<div class="alert alert-block alert-info"> <b>NOTE</b> Please select the kernel `venv_embedtrack` for this notebook. </div>

# 1. Data Preparation
Resave data as a set of tiff files in order to match Cell Tracking Challenge conventions which are expected by EmbedTrack.

In [1]:
import os
import sys

import numpy as np

from deepcell.datasets import DynamicNuclearNetTracking

sys.path.append('..')
import utils

In [2]:
data_dir = 'data'
models = [
    'Fluo-N2DL-HeLa',
    'Fluo-N2DH-SIM+',
    'Fluo-N2DH-GOWT1'
]

Load the test split of the tracking data

In [3]:
# Load test data
dnn = DynamicNuclearNetTracking(version='1.1')
X, y, lineages = dnn.load_data(split='test')
data = {
    'X': X,
    'y': y,
    'lineages': lineages
}

Convert each batch of the test split to the standard ISBI format which is compatible with most of the models that we will test.

In [4]:
for batch_no in range(len(data['lineages'])):
    # Pull out relevant data for this batch
    X = data['X'][batch_no]
    y = data['y'][batch_no]
    lineage = data['lineages'][batch_no]

    # Correct discontiguous tracks, which are not allowed by CTC
    y, lineage = utils.convert_to_contiguous(y, lineage)

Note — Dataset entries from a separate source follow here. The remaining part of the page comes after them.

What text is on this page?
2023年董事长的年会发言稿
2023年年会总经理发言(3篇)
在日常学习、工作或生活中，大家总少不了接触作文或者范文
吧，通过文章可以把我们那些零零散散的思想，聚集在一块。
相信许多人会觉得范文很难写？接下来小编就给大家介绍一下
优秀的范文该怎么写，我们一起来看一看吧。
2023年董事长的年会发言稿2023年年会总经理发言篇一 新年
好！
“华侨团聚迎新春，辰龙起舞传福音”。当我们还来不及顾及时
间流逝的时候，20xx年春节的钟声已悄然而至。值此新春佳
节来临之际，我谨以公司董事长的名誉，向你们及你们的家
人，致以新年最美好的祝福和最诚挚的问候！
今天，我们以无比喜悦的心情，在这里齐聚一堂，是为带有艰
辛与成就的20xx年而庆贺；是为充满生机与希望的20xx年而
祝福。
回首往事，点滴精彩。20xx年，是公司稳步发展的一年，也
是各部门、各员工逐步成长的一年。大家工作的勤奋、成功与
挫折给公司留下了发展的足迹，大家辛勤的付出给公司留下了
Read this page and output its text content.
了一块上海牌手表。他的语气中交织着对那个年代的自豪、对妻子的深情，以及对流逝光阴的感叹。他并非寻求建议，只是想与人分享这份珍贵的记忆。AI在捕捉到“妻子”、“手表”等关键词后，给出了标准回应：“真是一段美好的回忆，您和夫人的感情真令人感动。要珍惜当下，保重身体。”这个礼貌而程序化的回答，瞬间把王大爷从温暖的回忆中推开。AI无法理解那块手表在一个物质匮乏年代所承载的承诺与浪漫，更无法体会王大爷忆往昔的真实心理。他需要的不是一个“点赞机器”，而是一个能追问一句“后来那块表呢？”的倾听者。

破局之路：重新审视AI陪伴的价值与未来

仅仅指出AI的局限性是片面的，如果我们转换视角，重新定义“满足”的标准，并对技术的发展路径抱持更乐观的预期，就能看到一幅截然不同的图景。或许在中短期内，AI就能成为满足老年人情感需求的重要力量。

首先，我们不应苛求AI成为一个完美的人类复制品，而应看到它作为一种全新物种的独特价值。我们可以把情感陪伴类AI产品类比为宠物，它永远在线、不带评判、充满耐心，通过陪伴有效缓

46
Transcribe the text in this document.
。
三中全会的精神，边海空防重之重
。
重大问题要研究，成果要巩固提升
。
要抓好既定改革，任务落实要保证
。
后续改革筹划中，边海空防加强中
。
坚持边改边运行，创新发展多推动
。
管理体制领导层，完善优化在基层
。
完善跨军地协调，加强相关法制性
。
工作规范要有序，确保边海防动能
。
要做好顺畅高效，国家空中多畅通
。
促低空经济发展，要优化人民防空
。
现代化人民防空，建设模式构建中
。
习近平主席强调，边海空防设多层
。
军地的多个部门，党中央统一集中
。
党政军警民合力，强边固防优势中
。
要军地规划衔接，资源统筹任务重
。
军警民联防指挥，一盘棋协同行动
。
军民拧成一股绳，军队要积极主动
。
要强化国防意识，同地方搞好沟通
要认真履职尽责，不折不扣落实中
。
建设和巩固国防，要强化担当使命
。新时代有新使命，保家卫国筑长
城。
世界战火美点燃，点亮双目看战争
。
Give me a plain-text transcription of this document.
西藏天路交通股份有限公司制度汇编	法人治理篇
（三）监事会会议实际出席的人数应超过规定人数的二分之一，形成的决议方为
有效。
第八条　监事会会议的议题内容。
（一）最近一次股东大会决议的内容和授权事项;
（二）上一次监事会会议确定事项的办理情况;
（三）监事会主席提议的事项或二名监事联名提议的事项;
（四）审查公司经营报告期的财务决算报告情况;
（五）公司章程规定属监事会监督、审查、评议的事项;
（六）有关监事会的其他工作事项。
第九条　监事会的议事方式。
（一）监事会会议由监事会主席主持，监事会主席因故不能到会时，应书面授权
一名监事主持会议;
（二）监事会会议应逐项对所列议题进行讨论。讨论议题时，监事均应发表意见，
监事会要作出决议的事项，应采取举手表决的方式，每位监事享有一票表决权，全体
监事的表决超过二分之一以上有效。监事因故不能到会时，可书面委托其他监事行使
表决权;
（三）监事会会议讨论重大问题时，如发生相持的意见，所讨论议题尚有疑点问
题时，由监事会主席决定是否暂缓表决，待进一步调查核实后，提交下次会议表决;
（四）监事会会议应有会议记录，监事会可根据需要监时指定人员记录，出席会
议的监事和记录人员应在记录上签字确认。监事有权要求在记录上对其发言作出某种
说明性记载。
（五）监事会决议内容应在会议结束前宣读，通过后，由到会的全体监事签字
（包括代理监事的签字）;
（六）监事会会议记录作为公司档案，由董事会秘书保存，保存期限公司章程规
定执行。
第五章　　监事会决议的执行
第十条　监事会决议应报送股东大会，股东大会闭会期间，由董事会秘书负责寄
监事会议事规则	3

    # Determine position of zero padding for removal
    slc = utils.find_zero_padding(X)
    X = X[slc]
    y = y[slc]

    # Determine which frames are zero padding
    frames = np.sum(y, axis=(1,2)) # True if image not blank
    good_frames = np.where(frames)[0]
    X = X[:len(good_frames), ..., 0]
    y = y[:len(good_frames), ..., 0]

    # Save copes of raw and gt data in a folder for each model
    for m in models:
        m_dir = os.path.join(data_dir, m)
        if not os.path.exists(m_dir):
            os.makedirs(m_dir)

        utils.save_ctc_raw(m_dir, batch_no + 1, X)
        utils.save_ctc_gt(m_dir, batch_no + 1, y, lineage)

# 2. EmbedTrack Inference

<div class="alert alert-block alert-warning">
<b>Warning:</b> This notebook must be moved into the `embedtrack` folder in order to correctly import `embedtrack` modules.
</div>

In [5]:
import os
import re
import shutil

In [6]:
batch_size = 32

model_dir = '/notebooks/benchmarking/EmbedTrack/KIT-Loe-GE/models'
models = [
    'Fluo-N2DL-HeLa',
    'Fluo-N2DH-SIM+',
    'Fluo-N2DH-GOWT1'
]

data_dir = '/notebooks/benchmarking/EmbedTrack/data'

pattern = re.compile('\d{3}')
data_ids = [f for f in os.listdir(os.path.join(data_dir, models[0])) if pattern.fullmatch(f)]

In [7]:
"""
This is a modified versioon of embedtrack.infer.infer_ctc_data.inference
which eliminates the requirement that the data name matches the model name
"""


import json
from pathlib import Path

import numpy as np
import pandas as pd
from scipy.signal.windows import gaussian
import tifffile
import torch

from embedtrack.infer.inference import (
    extend_grid,
    infer_sequence,
    create_inference_dict,
    calc_padded_img_size,
    init_model,
    foi_correction,
    rename_to_ctc_format,
    device,
)
from embedtrack.infer.infer_ctc_data import fill_empty_frames
from embedtrack.utils.clustering import Cluster
from embedtrack.utils.create_dicts import create_model_dict
from embedtrack.utils.utils import get_img_files


def inference(raw_data_path, model_path, config_file, batch_size=32):
    """
    Segment and track a ctc dataset using a trained EmbedTrack model.
    Args:
        raw_data_path: string
            Path to the raw images
        model_path: string
            Path to the weights of the trained model
        config_file: string
            Path to the configuration of the model
        batch_size: int
            batch size during inference
    """
    raw_data_path = Path(raw_data_path)
    model_path = Path(model_path)

    data_id = raw_data_path.parts[-1]
    data_set = raw_data_path.parts[-2]

    ctc_res_path = raw_data_path.parent / (data_id + "_RES")
    temp_res_path = "./temp"
    if not os.path.exists(temp_res_path):
        os.makedirs(temp_res_path)
    else:
        shutil.rmtree(temp_res_path)

    # These lines are the modification
    # if data_set not in model_path.as_posix():
    #     raise Warning(f"The model {model_path} is not named as the data set {data_set}")

    overlap = 0.25

    with open(config_file) as file:
        train_config = json.load(file)

    model_class = train_config["model_dict"]["name"]
    crop_size = train_config["train_dict"]["crop_size"]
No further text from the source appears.